Allah SWT berfirman dalam Surah Al-Baqarah ayat 153:

 يٰٓاَيُّهَا الَّذِيْنَ اٰمَنُوا اسْتَعِيْنُوْا بِالصَّبْرِ وَالصَّلٰوةِۗ اِنَّ اللّٰهَ مَعَ الصّٰبِرِيْنَ ۝١٥٣

“Wahai orang-orang yang beriman! Mohonlah pertolongan (kepada Allah) dengan sabar dan salat. Sesungguhnya Allah beserta orang-orang yang sabar.”
(QS. Al-Baqarah: 153)

Ayat ini menegaskan bahwa sabar adalah jalan untuk mendapatkan pertolongan Allah. Namun, kesabaran yang diajarkan Islam bukanlah sikap pasrah tanpa usaha. Islam tidak mengajarkan umatnya untuk diam ketika mengalami ketidakadilan atau penindasan.

Dalam Surah An-Nisa ayat 148, Allah SWT berfirman:

“Allah tidak menyukai ucapan buruk yang diucapkan secara terang-terangan, kecuali oleh orang yang dizalimi.”
(QS. An-Nisa: 148)

۞ لَا يُحِبُّ اللّٰهُ الْجَهْرَ بِالسُّوْۤءِ مِنَ الْقَوْلِ اِلَّا مَنْ ظُلِمَۗ وَكَانَ اللّٰهُ سَمِيْعًا عَلِيْمًا ۝١٤٨

Ayat ini menunjukkan bahwa seseorang yang dizalimi diperbolehkan untuk menyuarakan ketidakadilan yang dialaminya. Hal ini menjadi bukti bahwa kesabaran memiliki batas, yaitu ketika kesabaran justru membuat kezaliman semakin merajalela.
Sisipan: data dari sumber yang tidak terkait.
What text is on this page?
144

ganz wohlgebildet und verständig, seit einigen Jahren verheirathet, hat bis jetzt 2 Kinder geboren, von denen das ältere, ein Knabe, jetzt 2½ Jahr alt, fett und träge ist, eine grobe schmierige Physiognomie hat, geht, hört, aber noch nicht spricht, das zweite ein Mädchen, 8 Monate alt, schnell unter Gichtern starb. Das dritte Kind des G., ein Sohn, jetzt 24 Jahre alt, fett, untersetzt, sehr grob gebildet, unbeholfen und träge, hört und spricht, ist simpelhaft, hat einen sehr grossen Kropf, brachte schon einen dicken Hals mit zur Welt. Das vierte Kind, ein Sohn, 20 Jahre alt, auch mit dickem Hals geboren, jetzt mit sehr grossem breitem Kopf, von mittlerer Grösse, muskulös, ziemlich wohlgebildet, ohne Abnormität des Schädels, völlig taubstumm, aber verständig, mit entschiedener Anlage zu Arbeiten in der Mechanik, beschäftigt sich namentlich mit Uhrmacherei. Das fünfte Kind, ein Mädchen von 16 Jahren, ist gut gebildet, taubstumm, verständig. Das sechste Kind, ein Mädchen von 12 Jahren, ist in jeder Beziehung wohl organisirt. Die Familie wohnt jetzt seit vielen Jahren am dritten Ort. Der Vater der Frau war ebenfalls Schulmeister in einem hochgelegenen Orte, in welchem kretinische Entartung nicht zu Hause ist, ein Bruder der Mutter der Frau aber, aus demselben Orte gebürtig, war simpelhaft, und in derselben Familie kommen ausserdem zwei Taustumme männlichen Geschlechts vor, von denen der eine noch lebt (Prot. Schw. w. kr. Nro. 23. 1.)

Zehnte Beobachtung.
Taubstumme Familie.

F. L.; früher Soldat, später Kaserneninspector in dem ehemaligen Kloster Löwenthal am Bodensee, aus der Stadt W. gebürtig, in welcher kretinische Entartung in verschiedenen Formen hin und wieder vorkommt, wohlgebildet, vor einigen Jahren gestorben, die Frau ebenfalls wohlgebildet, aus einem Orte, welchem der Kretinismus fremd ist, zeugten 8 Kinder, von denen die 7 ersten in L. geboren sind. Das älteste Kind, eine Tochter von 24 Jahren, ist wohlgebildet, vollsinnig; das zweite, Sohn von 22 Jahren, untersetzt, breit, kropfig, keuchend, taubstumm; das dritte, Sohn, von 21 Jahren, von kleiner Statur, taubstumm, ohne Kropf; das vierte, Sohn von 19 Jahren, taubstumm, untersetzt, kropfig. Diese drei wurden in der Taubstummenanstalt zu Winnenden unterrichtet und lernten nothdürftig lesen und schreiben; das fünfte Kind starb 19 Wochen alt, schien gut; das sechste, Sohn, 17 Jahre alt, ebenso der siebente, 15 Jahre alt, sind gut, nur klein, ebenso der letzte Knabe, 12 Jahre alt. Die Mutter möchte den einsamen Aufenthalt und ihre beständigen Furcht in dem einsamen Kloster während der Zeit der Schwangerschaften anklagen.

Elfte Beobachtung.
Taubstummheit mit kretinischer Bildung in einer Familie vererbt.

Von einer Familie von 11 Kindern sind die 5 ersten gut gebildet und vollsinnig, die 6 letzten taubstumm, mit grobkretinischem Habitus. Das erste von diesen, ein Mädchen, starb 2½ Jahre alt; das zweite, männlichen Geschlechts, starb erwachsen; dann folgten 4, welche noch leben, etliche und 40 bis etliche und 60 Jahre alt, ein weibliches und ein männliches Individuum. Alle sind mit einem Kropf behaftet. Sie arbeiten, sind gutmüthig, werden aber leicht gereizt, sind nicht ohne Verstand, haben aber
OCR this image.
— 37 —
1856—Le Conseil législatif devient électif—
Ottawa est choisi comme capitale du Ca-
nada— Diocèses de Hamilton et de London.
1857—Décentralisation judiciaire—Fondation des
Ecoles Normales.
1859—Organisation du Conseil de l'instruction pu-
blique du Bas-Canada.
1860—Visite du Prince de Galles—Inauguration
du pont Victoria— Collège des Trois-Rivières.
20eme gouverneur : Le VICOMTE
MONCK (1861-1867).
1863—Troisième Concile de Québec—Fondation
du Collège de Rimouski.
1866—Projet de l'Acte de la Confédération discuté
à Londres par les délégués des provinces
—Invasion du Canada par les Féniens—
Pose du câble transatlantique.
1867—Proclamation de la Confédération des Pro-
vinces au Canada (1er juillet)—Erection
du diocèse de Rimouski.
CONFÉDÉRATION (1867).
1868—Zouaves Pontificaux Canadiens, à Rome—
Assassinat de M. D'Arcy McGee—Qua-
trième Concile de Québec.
Allah SWT juga berfirman dalam Surah Asy-Syura ayat 41:

“Dan sesungguhnya orang-orang yang membela diri setelah dizalimi, tidak ada dosa atas mereka.”
(QS. Asy-Syura: 41)

Ayat ini menegaskan bahwa membela diri dan memperjuangkan keadilan bukanlah perbuatan tercela. Islam menempatkan kesabaran sebagai akhlak yang mulia, tetapi tetap mendorong umatnya untuk bertindak tegas demi menegakkan kebenaran dan keadilan.

Implementasi sabar yang benar adalah keseimbangan antara ketenangan hati dan keberanian bertindak. Sabar diperlukan dalam menghadapi musibah, hinaan, dan cobaan hidup, namun ketika kesabaran berubah menjadi pembiaran terhadap kezaliman, maka Islam menganjurkan adanya ikhtiar dan penyelesaian yang adil.

Rasulullah SAW sendiri mencontohkan sikap sabar yang aktif. Beliau bersabar dalam menghadapi berbagai cobaan dakwah, tetapi tetap melawan kezaliman dengan cara yang bijaksana dan bermartabat. Dari sini dapat disimpulkan bahwa sabar dalam Islam bukanlah kelemahan, melainkan kekuatan yang memiliki batas yang jelas.

Dengan demikian, Al-Qur’an mengajarkan bahwa sabar adalah akhlak mulia yang harus dipahami secara utuh. Sabar ada batasnya ketika menyangkut keadilan dan kebenaran, sehingga umat Islam dituntut untuk sabar, bijak, dan tegas dalam menjalani kehidupan sesuai tuntunan Al-Qur’an dan Sunnah.